The big set pieces of Act Two absolutely dazzle. The Hot Box girls, assertively lavish and gloriously dressed (I didn’t say undressed) deliver a wonderful Take Back Your Mink. Sky and the Crap Shooters are snappy, sharp and syncopated with Luck Be A Lady. And then, as the story approaches its grand finale, we are presented with one of the craziest numbers in musical theatre: Rockin’ the Boat. It also happens to be perhaps the most challenging ensemble number to stage: and choreographer Debbie Adams doesn’t shrink from it. The entire forty-strong company, squeezed in like survivors in a lifeboat, swaying and leaping in exuberant syncopation: it is an absolute masterpiece of both direction and delivery, and it’s worth your ticket price alone.

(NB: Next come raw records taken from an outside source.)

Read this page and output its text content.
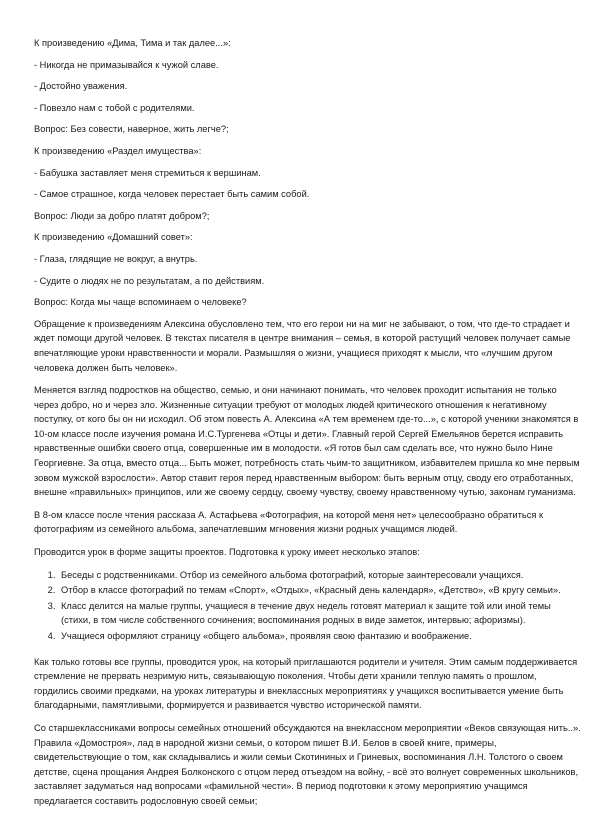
К произведению «Дима, Тима и так далее...»:

- Никогда не примазывайся к чужой славе.

- Достойно уважения.

- Повезло нам с тобой с родителями.

Вопрос: Без совести, наверное, жить легче?;

К произведению «Раздел имущества»:

- Бабушка заставляет меня стремиться к вершинам.

- Самое страшное, когда человек перестает быть самим собой.

Вопрос: Люди за добро платят добром?;

К произведению «Домашний совет»:

- Глаза, глядящие не вокруг, а внутрь.

- Судите о людях не по результатам, а по действиям.

Вопрос: Когда мы чаще вспоминаем о человеке?

Обращение к произведениям Алексина обусловлено тем, что его герои ни на миг не забывают, о том, что где-то страдает и ждет помощи другой человек. В текстах писателя в центре внимания – семья, в которой растущий человек получает самые впечатляющие уроки нравственности и морали. Размышляя о жизни, учащиеся приходят к мысли, что «лучшим другом человека должен быть человек».

Меняется взгляд подростков на общество, семью, и они начинают понимать, что человек проходит испытания не только через добро, но и через зло. Жизненные ситуации требуют от молодых людей критического отношения к негативному поступку, от кого бы он ни исходил. Об этом повесть А. Алексина «А тем временем где-то...», с которой ученики знакомятся в 10-ом классе после изучения романа И.С.Тургенева «Отцы и дети». Главный герой Сергей Емельянов берется исправить нравственные ошибки своего отца, совершенные им в молодости. «Я готов был сам сделать все, что нужно было Нине Георгиевне. За отца, вместо отца... Быть может, потребность стать чьим-то защитником, избавителем пришла ко мне первым зовом мужской взрослости». Автор ставит героя перед нравственным выбором: быть верным отцу, своду его отработанных, внешне «правильных» принципов, или же своему сердцу, своему чувству, своему нравственному чутью, законам гуманизма.

В 8-ом классе после чтения рассказа А. Астафьева «Фотография, на которой меня нет» целесообразно обратиться к фотографиям из семейного альбома, запечатлевшим мгновения жизни родных учащимся людей.

Проводится урок в форме защиты проектов. Подготовка к уроку имеет несколько этапов:

1. Беседы с родственниками. Отбор из семейного альбома фотографий, которые заинтересовали учащихся.
2. Отбор в классе фотографий по темам «Спорт», «Отдых», «Красный день календаря», «Детство», «В кругу семьи».
3. Класс делится на малые группы, учащиеся в течение двух недель готовят материал к защите той или иной темы (стихи, в том числе собственного сочинения; воспоминания родных в виде заметок, интервью; афоризмы).
4. Учащиеся оформляют страницу «общего альбома», проявляя свою фантазию и воображение.

Как только готовы все группы, проводится урок, на который приглашаются родители и учителя. Этим самым поддерживается стремление не прервать незримую нить, связывающую поколения. Чтобы дети хранили теплую память о прошлом, гордились своими предками, на уроках литературы и внеклассных мероприятиях у учащихся воспитывается умение быть благодарными, памятливыми, формируется и развивается чувство исторической памяти.

Со старшеклассниками вопросы семейных отношений обсуждаются на внеклассном мероприятии «Веков связующая нить..». Правила «Домостроя», лад в народной жизни семьи, о котором пишет В.И. Белов в своей книге, примеры, свидетельствующие о том, как складывались и жили семьи Скотининых и Гриневых, воспоминания Л.Н. Толстого о своем детстве, сцена прощания Андрея Болконского с отцом перед отъездом на войну, - всё это волнует современных школьников, заставляет задуматься над вопросами «фамильной чести». В период подготовки к этому мероприятию учащимся предлагается составить родословную своей семьи;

Not that the whole production isn’t worth every penny. Community theatre can be a slightly condescending term: but with Rattonians, it doesn’t come close to reflecting the teamwork, the commitment, and fusing of so many talents. For every performer on stage, there is a set-builder or a costume-maker or a choreographer behind the scenes. Huge credit to Joshua Henry, Megan Stanfield, Nick Todd and the entire unseen crew. Which cast members did we almost overlook? Melanie Adams – once a dizzy Adelaide – is now a dignified General Matilda B Cartwright. Mark Adams – former card-sharper Sky – is here a wise paternalist Arvide. And the generational link is no accident. What Mark and Melanie began, Alex and Debbie – and the whole extended Rattonian family – are still renewing. Shoulders of giants…

Someone should write a book about the Rattonians’ journey: through decades of artistic vision, bold enterprise, and sheer insatiable love of what they do, these guys (and dolls) have lit up the town. Rockin’ the Boat? This production rocks the whole theatre!